The Donna He Lost
Chapter 3
The offer from Paris had been sitting in my inbox for months—
a chief designer position at a luxury fashion house, the kind people built entire careers chasing.
They had invited me three times.
This morning, I finally typed the word I’d been too afraid to write before:
Accept.
Last night replayed in my mind like a cruel joke.
The lace lingerie Enzo gifted me lay folded on the bed—delicate, elegant, absurdly expensive.
A few years ago, I would’ve slipped into it eagerly, lying beneath him as if his touch were the only thing keeping me alive.
But now?
Now I only laughed at myself—quiet, self-mocking.
Because I had almost worn it last night.
Almost waited for him like a fool.
Only for Enzo to never come home.
He’d spent the night with Lucia.
And the tiny, foolish hope inside me shriveled into something cold and unrecognizable.
So I moved on to the second task on my list before leaving him for good.
For years, I had believed that a man who didn’t love a woman would never waste money on her.
So every extravagant gift Enzo gave me—diamond sets, designer gowns, the vintage necklace he said reminded him of “us”—I held them close to my heart. I thought they meant our engagement was more than a political arrangement between our families. I thought they were proof of something tender, something real.
But now I see the truth:
those gifts were never love.
So I packed every glittering lie into donation boxes and sent them all to charity—letting them find better hands, better hearts, than mine.
Your recent test results are ready.
Please check your patient portal.
My fingers trembled as I opened the link.
Positive.
Pregnant.
For a second, the world simply…tilted.
I couldn’t breathe.
Twelve weeks…
Twelve weeks meant—
I grabbed my bag and rushed toward the hospital for confirmation.
But I never made it.
The accident
A screech.
A shattering impact.
People yelling.
When the world stopped spinning, I was sitting on the pavement, disoriented, my palms scraped and bleeding. A crowd rushed toward the other car.
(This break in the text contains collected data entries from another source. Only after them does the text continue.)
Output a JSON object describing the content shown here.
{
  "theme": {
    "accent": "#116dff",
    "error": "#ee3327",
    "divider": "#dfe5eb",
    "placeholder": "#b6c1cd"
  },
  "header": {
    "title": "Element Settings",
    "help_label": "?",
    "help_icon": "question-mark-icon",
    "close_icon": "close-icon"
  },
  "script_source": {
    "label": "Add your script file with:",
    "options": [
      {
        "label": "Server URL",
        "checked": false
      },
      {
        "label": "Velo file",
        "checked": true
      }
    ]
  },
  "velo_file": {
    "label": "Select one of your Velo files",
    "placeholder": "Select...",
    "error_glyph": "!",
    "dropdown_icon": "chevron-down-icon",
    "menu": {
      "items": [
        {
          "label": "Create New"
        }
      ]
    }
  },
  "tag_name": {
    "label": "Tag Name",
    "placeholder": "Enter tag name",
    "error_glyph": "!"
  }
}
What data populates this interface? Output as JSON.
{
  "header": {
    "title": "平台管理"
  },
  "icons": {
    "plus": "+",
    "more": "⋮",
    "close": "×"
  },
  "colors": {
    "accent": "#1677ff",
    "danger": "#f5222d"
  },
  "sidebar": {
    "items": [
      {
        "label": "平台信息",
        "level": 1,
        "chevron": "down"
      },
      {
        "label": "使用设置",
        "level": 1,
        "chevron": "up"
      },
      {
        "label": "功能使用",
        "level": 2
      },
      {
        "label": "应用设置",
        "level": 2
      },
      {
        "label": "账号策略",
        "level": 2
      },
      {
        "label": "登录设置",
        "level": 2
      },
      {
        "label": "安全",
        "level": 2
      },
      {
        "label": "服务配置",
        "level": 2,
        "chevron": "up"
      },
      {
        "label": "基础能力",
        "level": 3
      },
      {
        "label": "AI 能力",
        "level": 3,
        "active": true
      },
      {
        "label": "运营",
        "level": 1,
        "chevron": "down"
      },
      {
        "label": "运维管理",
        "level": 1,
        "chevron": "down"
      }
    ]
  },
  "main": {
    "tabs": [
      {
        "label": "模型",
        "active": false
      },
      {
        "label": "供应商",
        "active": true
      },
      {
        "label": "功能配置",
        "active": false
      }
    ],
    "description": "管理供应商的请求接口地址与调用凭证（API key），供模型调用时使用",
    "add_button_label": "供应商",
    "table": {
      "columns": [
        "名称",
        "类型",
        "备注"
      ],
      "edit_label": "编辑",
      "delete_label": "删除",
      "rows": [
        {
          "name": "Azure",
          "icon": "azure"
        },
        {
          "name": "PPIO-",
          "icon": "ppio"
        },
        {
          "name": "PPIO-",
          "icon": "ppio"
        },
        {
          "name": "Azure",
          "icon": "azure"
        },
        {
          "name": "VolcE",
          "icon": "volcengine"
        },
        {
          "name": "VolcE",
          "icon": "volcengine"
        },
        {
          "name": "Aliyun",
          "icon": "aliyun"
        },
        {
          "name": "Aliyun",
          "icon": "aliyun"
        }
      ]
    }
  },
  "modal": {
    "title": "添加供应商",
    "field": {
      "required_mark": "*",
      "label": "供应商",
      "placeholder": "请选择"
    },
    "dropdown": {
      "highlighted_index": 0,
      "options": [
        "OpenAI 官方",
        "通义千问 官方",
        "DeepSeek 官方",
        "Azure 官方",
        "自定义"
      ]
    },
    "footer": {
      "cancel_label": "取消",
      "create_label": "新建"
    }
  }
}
Then I heard Enzo’s voice—sharp, frantic, almost feral.
“Move! Let me through—Lucia, are you okay?”
He pushed past the bystanders and lifted Lucia out of the damaged passenger seat. She clung to him trembling, tears streaking her cheeks.
“Enzo…my stomach—”
That single sentence was enough.
Panic ripped across his face.
He scooped her into his arms and carried her toward the ambulance that had just arrived.
He yelled at the paramedics. “She’s pregnant—save her first!”
“Do you hear me? ”
Pregnant?
The word drilled into my skull.
The doctor leaned out of the ambulance door.
“Are you the father, sir? If you are, I need your signature.”
Lucia whimpered, curling into Enzo like a frightened child.
“Please…Enzo…don’t leave me. Don’t let go. I’m scared…”
Her performance was flawless—fragile, trembling, perfectly timed.
Enzo didn’t hesitate.
He grabbed the clipboard and signed.
To everyone watching, it looked unmistakably like a husband signing for his pregnant wife.
I felt the blood drain from my body.
For one awful heartbeat, I believed it—
Believed this was why he’d stayed out all night.
Believed this was the ending written for me from the very beginning.
He spotted me then—standing in the crowd, glass-eyed, frozen.
“Bianca—wait,” he said, stepping toward me.
But Lucia’s hand shot out, clamping around his wrist.
“Enzo…don’t leave me…please,” she whispered, voice shaking. “I—I’m scared. Stay with me. Please…”
Her fingers tightened, knuckles white.
Her body curled into his.
Everyone watching saw a terrified pregnant woman begging the father of her child not to abandon her.
And Enzo—
Enzo didn’t pull away.
Something inside me cracked.
“Go home, Bianca,” he finally said, eyes flicking to me with something like guilt.
“We’ll talk later.”
Talk.
Later.
As if anything was left to say.
The ambulance doors slammed shut.
The sirens wailed.
And I stood alone on the sidewalk.
My phone buzzed again.
Your flight to Paris has been booked.
Departure: Monday, 07:20.
I stared at the confirmation, the city lights blurring around me.
Paris.
A new life.
A new beginning.
And a child he would never know existed.
For the first time, I didn’t look back.